This week we conclude our article on “Signs that your business is failing”
Underestimating the Role of Technology: It’s important to recognise the impact of technology and its role in determining how and when consumers make purchasing decisions. In a few short years, smartphones and tablets have fundamentally changed the way people shop for, and pay for goods and services.
Businesses that failed to keep up to speed with these changes have simply fallen by the wayside. It’s also crucial to continue to keep informed about technological developments in business systems. For example, do you have a reliable and effective online ordering system or a Client Relationship Management (CRM) system to manage your company’s engagement with clients?

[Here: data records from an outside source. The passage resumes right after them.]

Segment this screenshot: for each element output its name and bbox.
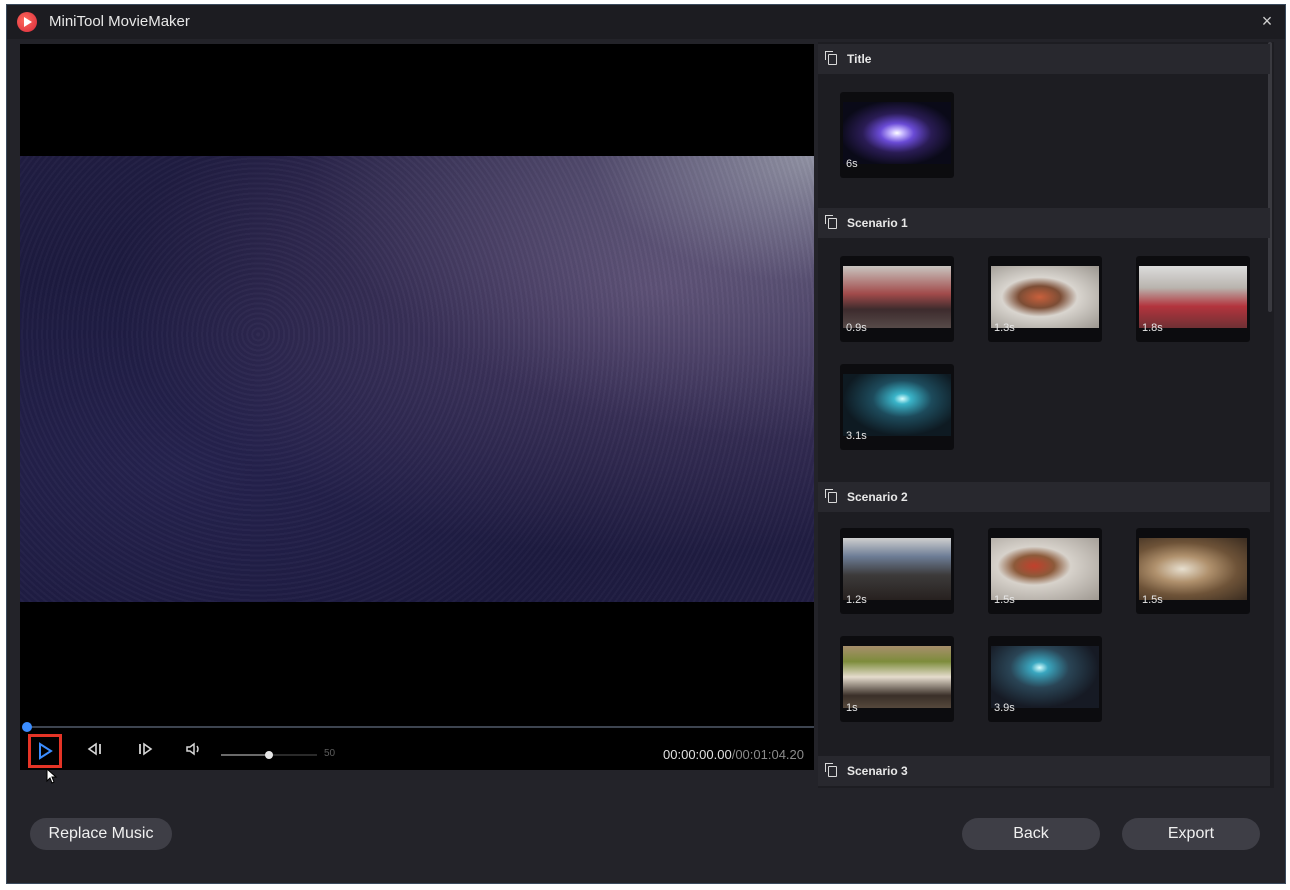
clip-image [991,538,1099,600]
next-frame-icon [139,742,153,756]
clip-duration: 1.5s [994,594,1015,606]
clip-duration: 1s [846,702,858,714]
video-preview [20,156,814,602]
section-title-label: Scenario 2 [847,490,908,504]
clip-duration: 1.3s [994,322,1015,334]
clip-image [843,374,951,436]
clip-thumbnail[interactable]: 6s [840,92,954,178]
section-scenario-2: Scenario 2 1.2s 1.5s 1.5s 1s 3.9s [818,482,1270,756]
clip-image [991,266,1099,328]
clips-panel: Title 6s Scenario 1 0.9s 1.3s 1.8s 3.1s [818,42,1274,788]
clip-thumbnail[interactable]: 1.3s [988,256,1102,342]
section-title-label: Title [847,52,872,66]
export-button[interactable]: Export [1122,818,1260,850]
clip-duration: 1.8s [1142,322,1163,334]
template-icon [825,214,837,229]
clip-thumbnail[interactable]: 3.1s [840,364,954,450]
volume-slider-handle[interactable] [265,751,273,759]
volume-value: 50 [324,748,336,759]
clip-thumbnail[interactable]: 1.8s [1136,256,1250,342]
clip-thumbnail[interactable]: 1.5s [1136,528,1250,614]
app-logo-icon [17,12,37,32]
clip-duration: 3.9s [994,702,1015,714]
current-time: 00:00:00.00 [663,747,732,762]
section-header[interactable]: Scenario 1 [818,208,1270,238]
close-icon[interactable]: × [1257,11,1277,31]
section-scenario-3: Scenario 3 [818,756,1270,788]
clip-image [843,102,951,164]
back-button[interactable]: Back [962,818,1100,850]
title-bar: MiniTool MovieMaker × [7,5,1285,39]
previous-frame-button[interactable] [84,734,106,764]
clip-image [843,538,951,600]
clip-thumbnail[interactable]: 1s [840,636,954,722]
progress-handle[interactable] [22,722,32,732]
clip-thumbnail[interactable]: 3.9s [988,636,1102,722]
volume-icon[interactable] [182,734,206,764]
video-player: 50 00:00:00.00/00:01:04.20 [20,44,814,770]
section-header[interactable]: Title [818,44,1270,74]
clip-duration: 1.2s [846,594,867,606]
clip-thumbnail[interactable]: 1.5s [988,528,1102,614]
template-icon [825,50,837,65]
app-title: MiniTool MovieMaker [49,13,190,30]
section-header[interactable]: Scenario 3 [818,756,1270,786]
section-scenario-1: Scenario 1 0.9s 1.3s 1.8s 3.1s [818,208,1270,480]
template-icon [825,762,837,777]
clip-image [843,646,951,708]
clip-image [1139,538,1247,600]
play-icon [39,742,53,760]
clip-image [1139,266,1247,328]
section-title-label: Scenario 3 [847,764,908,778]
clip-image [843,266,951,328]
section-title: Title 6s [818,44,1270,212]
total-time: /00:01:04.20 [731,747,804,762]
progress-bar[interactable] [24,726,814,728]
replace-music-button[interactable]: Replace Music [30,818,172,850]
play-button[interactable] [28,734,62,768]
clip-duration: 0.9s [846,322,867,334]
clip-thumbnail[interactable]: 0.9s [840,256,954,342]
clip-duration: 1.5s [1142,594,1163,606]
clip-image [991,646,1099,708]
player-controls: 50 00:00:00.00/00:01:04.20 [20,734,814,770]
clip-duration: 3.1s [846,430,867,442]
previous-frame-icon [87,742,101,756]
section-header[interactable]: Scenario 2 [818,482,1270,512]
section-title-label: Scenario 1 [847,216,908,230]
clip-duration: 6s [846,158,858,170]
template-icon [825,488,837,503]
timecode: 00:00:00.00/00:01:04.20 [663,747,804,762]
next-frame-button[interactable] [134,734,156,764]
clip-thumbnail[interactable]: 1.2s [840,528,954,614]
mouse-cursor-icon [46,768,58,784]
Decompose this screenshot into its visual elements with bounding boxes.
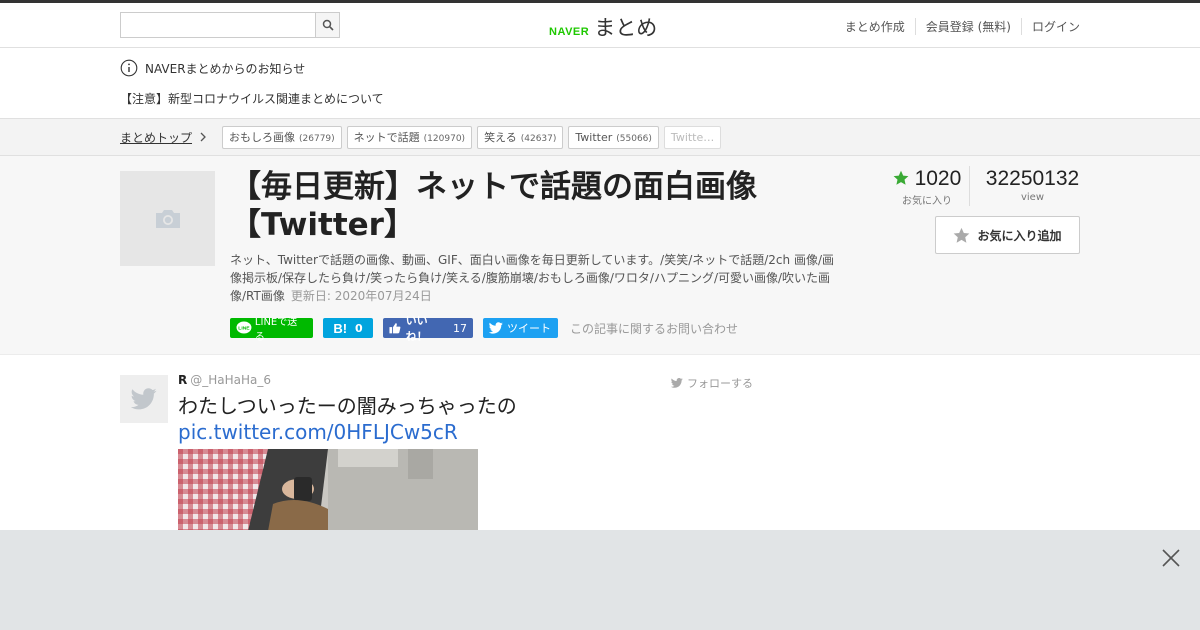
breadcrumb-top-label: まとめトップ xyxy=(120,130,193,145)
favorites-count-row: 1020 xyxy=(885,166,969,192)
tag-twitter[interactable]: Twitter (55066) xyxy=(568,125,659,149)
site-logo[interactable]: NAVER まとめ xyxy=(549,12,657,42)
tag-count: (42637) xyxy=(520,133,557,144)
tag-omoshiro[interactable]: おもしろ画像 (26779) xyxy=(222,125,342,149)
search-input[interactable] xyxy=(120,12,315,38)
notice-heading: NAVERまとめからのお知らせ xyxy=(120,58,1080,78)
tweet-label: ツイート xyxy=(507,322,551,335)
logo-naver: NAVER xyxy=(549,26,590,38)
site-header: NAVER まとめ まとめ作成 会員登録 (無料) ログイン xyxy=(0,3,1200,48)
star-icon xyxy=(893,170,909,185)
facebook-like-label: いいね！ xyxy=(405,314,428,343)
tweet-photo xyxy=(178,449,478,531)
tag-waraeru[interactable]: 笑える (42637) xyxy=(477,125,564,149)
tag-net-wadai[interactable]: ネットで話題 (120970) xyxy=(346,125,473,149)
notice-item-link[interactable]: 【注意】新型コロナウイルス関連まとめについて xyxy=(120,90,1080,107)
twitter-bird-icon xyxy=(671,378,683,388)
tag-label: Twitter xyxy=(575,130,613,144)
tag-count: (55066) xyxy=(616,133,652,144)
updated-date: 更新日: 2020年07月24日 xyxy=(290,289,432,303)
twitter-bird-icon xyxy=(131,388,157,410)
line-share-label: LINEで送る xyxy=(254,317,298,343)
views-count: 32250132 xyxy=(985,167,1080,190)
hatena-count: 0 xyxy=(355,321,363,335)
info-icon xyxy=(120,59,138,77)
views-stat: 32250132 view xyxy=(970,166,1095,206)
breadcrumb-top-link[interactable]: まとめトップ xyxy=(120,129,208,146)
chevron-right-icon xyxy=(200,132,206,142)
tweet-user-handle: @_HaHaHa_6 xyxy=(190,373,272,387)
avatar[interactable] xyxy=(120,375,168,423)
thumbs-up-icon xyxy=(389,323,401,334)
article-thumbnail xyxy=(120,171,215,266)
favorites-stat: 1020 お気に入り xyxy=(885,166,970,207)
tweet-text: わたしついったーの闇みっちゃったの xyxy=(178,394,517,418)
page-title: 【毎日更新】ネットで話題の面白画像【Twitter】 xyxy=(230,169,757,243)
tag-label: Twitte… xyxy=(670,130,715,144)
line-icon: LINE xyxy=(236,321,252,334)
article-header: 【毎日更新】ネットで話題の面白画像【Twitter】 ネット、Twitterで話… xyxy=(0,156,1200,355)
tag-label: おもしろ画像 xyxy=(229,130,296,144)
search-icon xyxy=(322,19,334,31)
add-favorite-button[interactable]: お気に入り追加 xyxy=(935,216,1080,254)
follow-label: フォローする xyxy=(687,377,753,390)
notice-area: NAVERまとめからのお知らせ 【注意】新型コロナウイルス関連まとめについて xyxy=(0,48,1200,118)
ad-close-button[interactable] xyxy=(1161,548,1181,568)
breadcrumb: まとめトップ おもしろ画像 (26779) ネットで話題 (120970) 笑える(… xyxy=(0,118,1200,156)
header-nav: まとめ作成 会員登録 (無料) ログイン xyxy=(835,18,1080,35)
follow-button[interactable]: フォローする xyxy=(671,375,753,391)
article-description: ネット、Twitterで話題の画像、動画、GIF、面白い画像を毎日更新しています… xyxy=(230,251,845,305)
tweet-button[interactable]: ツイート xyxy=(483,318,558,338)
article-stats: 1020 お気に入り 32250132 view xyxy=(885,166,1095,207)
camera-icon xyxy=(155,209,180,228)
views-label: view xyxy=(1020,192,1045,203)
tweet-user-name: R xyxy=(178,373,188,387)
twitter-bird-icon xyxy=(489,322,503,334)
inquiry-link[interactable]: この記事に関するお問い合わせ xyxy=(570,320,738,337)
login-link[interactable]: ログイン xyxy=(1020,18,1080,35)
tweet-image-link[interactable]: pic.twitter.com/0HFLJCw5cR xyxy=(178,419,758,445)
tweet-body: R @_HaHaHa_6 フォローする わたしついったーの闇みっちゃったの pic… xyxy=(178,373,758,531)
search-button[interactable] xyxy=(315,12,340,38)
star-outline-icon xyxy=(954,227,970,243)
facebook-like-count: 17 xyxy=(453,321,467,335)
tag-twitter-more[interactable]: Twitte… xyxy=(663,125,722,149)
add-favorite-label: お気に入り追加 xyxy=(977,228,1062,243)
create-matome-link[interactable]: まとめ作成 xyxy=(835,18,915,35)
logo-matome: まとめ xyxy=(594,16,658,40)
line-share-button[interactable]: LINE LINEで送る xyxy=(230,317,313,343)
favorites-label: お気に入り xyxy=(902,196,952,207)
tweet-image[interactable] xyxy=(178,449,478,531)
share-bar: LINE LINEで送る B! 0 いいね！ 17 ツイート この記事に関するお… xyxy=(230,314,738,343)
tag-label: ネットで話題 xyxy=(353,130,420,144)
svg-text:LINE: LINE xyxy=(238,325,250,331)
search-form xyxy=(120,12,340,38)
close-icon xyxy=(1162,549,1180,567)
ad-overlay xyxy=(0,530,1200,630)
hatena-bookmark-button[interactable]: B! 0 xyxy=(323,318,373,338)
hatena-b-icon: B! xyxy=(333,320,348,336)
tag-count: (26779) xyxy=(299,133,335,144)
facebook-like-button[interactable]: いいね！ 17 xyxy=(383,314,473,343)
favorites-count: 1020 xyxy=(914,167,962,190)
tag-label: 笑える xyxy=(484,130,517,144)
notice-heading-text: NAVERまとめからのお知らせ xyxy=(145,61,306,76)
register-link[interactable]: 会員登録 (無料) xyxy=(914,18,1021,35)
tag-count: (120970) xyxy=(423,133,466,144)
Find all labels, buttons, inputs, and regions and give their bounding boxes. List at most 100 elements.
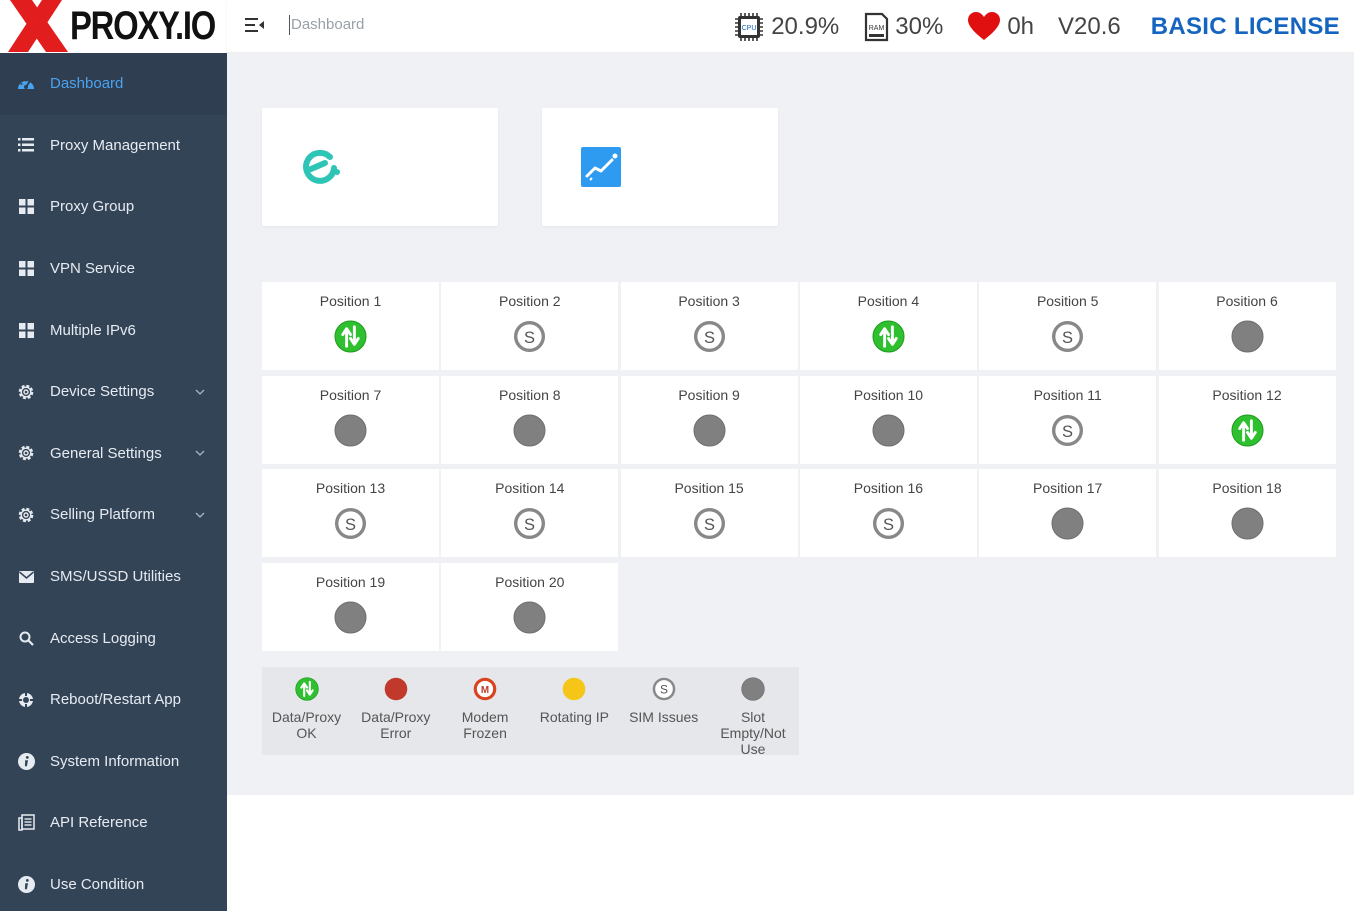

Do you have secure payment gateways to facilitate financial transactions between your business, your customers and trading partners?
Many business owners simply fail to keep up with technology which leads to lost opportunities in achieving organizational efficiency, increasing costs of maintaining antiquated systems and lost sales as clients will simply migrate to suppliers who offer easier ways of doing business.
Failure to keep pace with the changing purchasing behavior of consumers is a major reason why many businesses fail.
Your Employee Turnover Is High: A sure sign your business is starting to fail is when your employee turnover rate is high. The reasons why you may see many failing businesses with a high employee turnover is because many business owners believe that the decrease in sales, conversions and overall profits is due to incompetent or inefficient employees. Because of this, they generally fire and replace their current employees in the hope that the “right” people will arrest the issue of declining sales.
When this doesn’t work, they continue to bring more skilled people in to help improve their business. This can lead to a revolving door of disillusioned Sales Managers or Sales Executives as well as disillusioned business owners who wonder why they can’t find the “right people” to sell their product or service.
When employee turnover is high, it’s time to dig a little deeper to find out what’s really going on in the business. In situations like this, it can be useful to engage an external consultant who can work with all stakeholders involved and provide an objective, impartial view without fear of upsetting the status quo. When it’s your business at stake you need to act fearlessly.
When Others Are Noticing Your Business Isn’t Doing Well: Finally, when others are noticing your business isn’t doing well, you know you’re on the track to failure. It’s one thing to notice it yourself, but when others start to see the signs your business is starting to fail as well, this is when you have problems. While this is a bad sign, you can use this to your advantage as well.
If they’re a long term customer, ask them for feedback on what they think about your business, what you could improve, and why they may be looking elsewhere for their products. In gaining this valuable feedback you could have a chance of improving your business greatly and getting it back on track again.
A failing business will have warning signs long before it completely fails. It’s essential to see the warning signs well and truly in advance so you’ll have time to work on fixing them as best as you can.